What do patients have in order to be considered to have an acute exacerbation of COPD?
Increase in volume or purulence of sputum, increased shortness of breath.
Why is lung disease often diagnosed late?
Variable presentation
List some of the symptoms of lung cancer.
Cough, haemoptysis, fatigue, malaise, weight loss, hoarseness, nausea, chest pain/discomfort
Chest x-rays are common in suspected lung cancer
When are you most likely to send away for a chest x-ray of a patient?
Smoker
Family history of lung cancer
Why do we get bronchiectasis?
Airways become dilated
Accumulation of mucus which can lead to infection
What are the presenting symptoms for interstitial lung disease?
Cough, often dry, and dyspnoea.
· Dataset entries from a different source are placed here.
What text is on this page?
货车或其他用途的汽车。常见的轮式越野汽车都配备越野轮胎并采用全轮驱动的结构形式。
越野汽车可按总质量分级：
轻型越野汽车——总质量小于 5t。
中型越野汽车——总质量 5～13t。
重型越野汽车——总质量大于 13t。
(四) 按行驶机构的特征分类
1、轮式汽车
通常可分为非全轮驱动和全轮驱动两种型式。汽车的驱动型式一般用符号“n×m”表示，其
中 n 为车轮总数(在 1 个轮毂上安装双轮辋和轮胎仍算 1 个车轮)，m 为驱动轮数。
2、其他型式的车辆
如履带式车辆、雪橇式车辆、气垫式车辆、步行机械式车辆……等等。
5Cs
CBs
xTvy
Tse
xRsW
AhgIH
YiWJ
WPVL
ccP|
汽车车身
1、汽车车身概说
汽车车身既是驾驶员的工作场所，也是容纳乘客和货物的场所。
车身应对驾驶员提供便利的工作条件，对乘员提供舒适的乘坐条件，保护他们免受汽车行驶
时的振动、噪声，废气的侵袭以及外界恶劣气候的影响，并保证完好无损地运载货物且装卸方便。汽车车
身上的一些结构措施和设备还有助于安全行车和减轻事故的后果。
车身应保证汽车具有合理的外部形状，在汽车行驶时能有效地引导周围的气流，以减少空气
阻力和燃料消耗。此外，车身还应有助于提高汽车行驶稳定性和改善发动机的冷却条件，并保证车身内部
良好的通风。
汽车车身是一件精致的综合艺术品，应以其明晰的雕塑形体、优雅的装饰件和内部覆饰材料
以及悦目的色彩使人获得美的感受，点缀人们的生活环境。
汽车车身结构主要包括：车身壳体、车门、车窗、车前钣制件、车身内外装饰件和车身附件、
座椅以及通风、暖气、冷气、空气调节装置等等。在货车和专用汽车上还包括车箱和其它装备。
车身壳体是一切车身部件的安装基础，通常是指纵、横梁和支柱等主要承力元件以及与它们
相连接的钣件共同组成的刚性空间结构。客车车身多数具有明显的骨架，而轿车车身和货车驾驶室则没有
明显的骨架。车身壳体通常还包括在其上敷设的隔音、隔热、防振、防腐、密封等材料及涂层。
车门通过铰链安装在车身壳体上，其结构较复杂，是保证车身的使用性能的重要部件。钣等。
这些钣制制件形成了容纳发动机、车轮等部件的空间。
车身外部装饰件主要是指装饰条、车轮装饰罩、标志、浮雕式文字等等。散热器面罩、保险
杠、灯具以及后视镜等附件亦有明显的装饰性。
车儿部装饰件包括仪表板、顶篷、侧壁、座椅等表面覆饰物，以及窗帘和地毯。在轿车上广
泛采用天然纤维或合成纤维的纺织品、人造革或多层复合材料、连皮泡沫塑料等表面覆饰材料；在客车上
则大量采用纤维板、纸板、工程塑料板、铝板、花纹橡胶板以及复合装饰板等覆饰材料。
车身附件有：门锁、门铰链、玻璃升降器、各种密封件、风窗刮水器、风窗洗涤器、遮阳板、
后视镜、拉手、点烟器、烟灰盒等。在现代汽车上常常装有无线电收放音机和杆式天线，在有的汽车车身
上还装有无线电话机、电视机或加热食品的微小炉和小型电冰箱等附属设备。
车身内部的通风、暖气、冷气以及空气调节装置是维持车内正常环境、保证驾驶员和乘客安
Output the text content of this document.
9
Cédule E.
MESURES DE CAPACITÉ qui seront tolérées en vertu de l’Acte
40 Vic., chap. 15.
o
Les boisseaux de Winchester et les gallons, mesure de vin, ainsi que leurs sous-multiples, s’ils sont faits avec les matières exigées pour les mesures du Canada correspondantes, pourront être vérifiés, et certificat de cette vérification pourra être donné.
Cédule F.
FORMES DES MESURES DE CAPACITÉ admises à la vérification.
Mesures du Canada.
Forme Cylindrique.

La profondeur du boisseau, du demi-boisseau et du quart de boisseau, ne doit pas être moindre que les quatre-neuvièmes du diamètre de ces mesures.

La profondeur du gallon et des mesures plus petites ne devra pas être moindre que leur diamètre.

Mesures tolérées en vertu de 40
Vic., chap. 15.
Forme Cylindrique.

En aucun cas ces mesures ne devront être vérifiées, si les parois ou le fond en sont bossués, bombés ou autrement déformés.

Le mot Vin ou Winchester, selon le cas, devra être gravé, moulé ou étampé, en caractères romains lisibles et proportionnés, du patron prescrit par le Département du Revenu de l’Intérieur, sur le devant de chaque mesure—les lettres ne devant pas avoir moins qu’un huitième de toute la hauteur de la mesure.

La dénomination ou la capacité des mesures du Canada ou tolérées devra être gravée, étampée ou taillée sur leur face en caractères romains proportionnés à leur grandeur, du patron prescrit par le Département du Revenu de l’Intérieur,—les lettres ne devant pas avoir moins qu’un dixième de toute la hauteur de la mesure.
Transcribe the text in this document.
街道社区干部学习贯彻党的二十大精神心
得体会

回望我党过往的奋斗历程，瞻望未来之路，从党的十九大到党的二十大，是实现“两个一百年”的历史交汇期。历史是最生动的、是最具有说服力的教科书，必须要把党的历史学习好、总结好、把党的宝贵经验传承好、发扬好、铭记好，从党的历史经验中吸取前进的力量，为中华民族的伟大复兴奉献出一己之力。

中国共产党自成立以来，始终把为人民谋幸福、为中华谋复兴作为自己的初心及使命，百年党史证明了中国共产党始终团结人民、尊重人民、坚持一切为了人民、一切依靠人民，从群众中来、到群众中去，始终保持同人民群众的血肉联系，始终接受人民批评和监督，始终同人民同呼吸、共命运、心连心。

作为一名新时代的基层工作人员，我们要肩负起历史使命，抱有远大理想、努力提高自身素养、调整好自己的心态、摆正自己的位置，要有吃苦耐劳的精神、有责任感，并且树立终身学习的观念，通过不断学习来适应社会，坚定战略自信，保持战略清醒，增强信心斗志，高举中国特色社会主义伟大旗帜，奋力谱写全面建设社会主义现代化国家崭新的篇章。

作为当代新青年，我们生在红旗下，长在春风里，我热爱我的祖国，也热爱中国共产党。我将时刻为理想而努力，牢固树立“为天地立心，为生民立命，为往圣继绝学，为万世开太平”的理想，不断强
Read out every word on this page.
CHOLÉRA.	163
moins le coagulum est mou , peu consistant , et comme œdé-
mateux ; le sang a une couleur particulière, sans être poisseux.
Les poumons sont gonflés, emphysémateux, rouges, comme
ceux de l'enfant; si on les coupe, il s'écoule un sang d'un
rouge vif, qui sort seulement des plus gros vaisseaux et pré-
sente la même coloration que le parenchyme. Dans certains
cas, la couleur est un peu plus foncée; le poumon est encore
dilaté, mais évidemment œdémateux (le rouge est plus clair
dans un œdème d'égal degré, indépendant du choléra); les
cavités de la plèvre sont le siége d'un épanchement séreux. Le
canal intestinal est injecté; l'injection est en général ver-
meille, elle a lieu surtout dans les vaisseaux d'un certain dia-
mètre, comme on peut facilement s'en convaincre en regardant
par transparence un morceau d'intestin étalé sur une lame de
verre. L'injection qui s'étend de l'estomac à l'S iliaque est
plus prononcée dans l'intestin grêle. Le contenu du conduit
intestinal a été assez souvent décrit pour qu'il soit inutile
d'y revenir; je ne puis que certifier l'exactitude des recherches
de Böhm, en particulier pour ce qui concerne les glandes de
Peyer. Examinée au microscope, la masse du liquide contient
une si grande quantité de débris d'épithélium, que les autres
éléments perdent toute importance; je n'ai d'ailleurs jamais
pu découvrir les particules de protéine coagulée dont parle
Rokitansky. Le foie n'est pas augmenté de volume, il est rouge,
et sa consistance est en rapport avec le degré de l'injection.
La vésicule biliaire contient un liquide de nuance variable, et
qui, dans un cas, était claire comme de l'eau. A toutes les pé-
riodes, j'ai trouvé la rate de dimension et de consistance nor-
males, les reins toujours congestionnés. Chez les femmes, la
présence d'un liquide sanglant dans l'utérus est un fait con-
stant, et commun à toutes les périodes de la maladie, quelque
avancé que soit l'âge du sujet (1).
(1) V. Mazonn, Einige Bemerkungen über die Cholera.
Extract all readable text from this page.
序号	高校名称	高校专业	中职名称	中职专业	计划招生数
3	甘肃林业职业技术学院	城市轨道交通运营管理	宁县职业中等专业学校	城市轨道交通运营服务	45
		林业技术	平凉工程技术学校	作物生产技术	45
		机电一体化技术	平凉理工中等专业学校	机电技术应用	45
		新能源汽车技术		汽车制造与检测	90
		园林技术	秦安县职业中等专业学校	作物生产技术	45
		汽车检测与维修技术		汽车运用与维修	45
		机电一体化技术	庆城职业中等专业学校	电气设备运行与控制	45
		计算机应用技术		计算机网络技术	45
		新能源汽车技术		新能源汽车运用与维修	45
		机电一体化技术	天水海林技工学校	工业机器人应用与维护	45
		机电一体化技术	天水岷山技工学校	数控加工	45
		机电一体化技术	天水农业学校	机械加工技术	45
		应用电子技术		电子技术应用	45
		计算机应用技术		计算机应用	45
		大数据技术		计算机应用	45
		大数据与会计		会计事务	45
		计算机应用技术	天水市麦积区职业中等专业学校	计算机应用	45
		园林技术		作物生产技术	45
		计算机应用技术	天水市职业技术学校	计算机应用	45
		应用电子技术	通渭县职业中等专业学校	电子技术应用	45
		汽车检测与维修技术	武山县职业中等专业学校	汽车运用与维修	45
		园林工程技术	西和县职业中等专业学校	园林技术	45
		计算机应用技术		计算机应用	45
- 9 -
Crackles on examination.
When may a patient with interstitial lung disease be referred to secondary care?
For HRCT and management.
How can exacerbations of interstitial lung disease be treated?
Steroids
What investigations may be carried out in someone with interstitial lung disease?
Bloods
CXR
What do you do in someone who you suspect asthma in?
6 week trial with inhaled corticosteroid, monitor PEF and symptoms.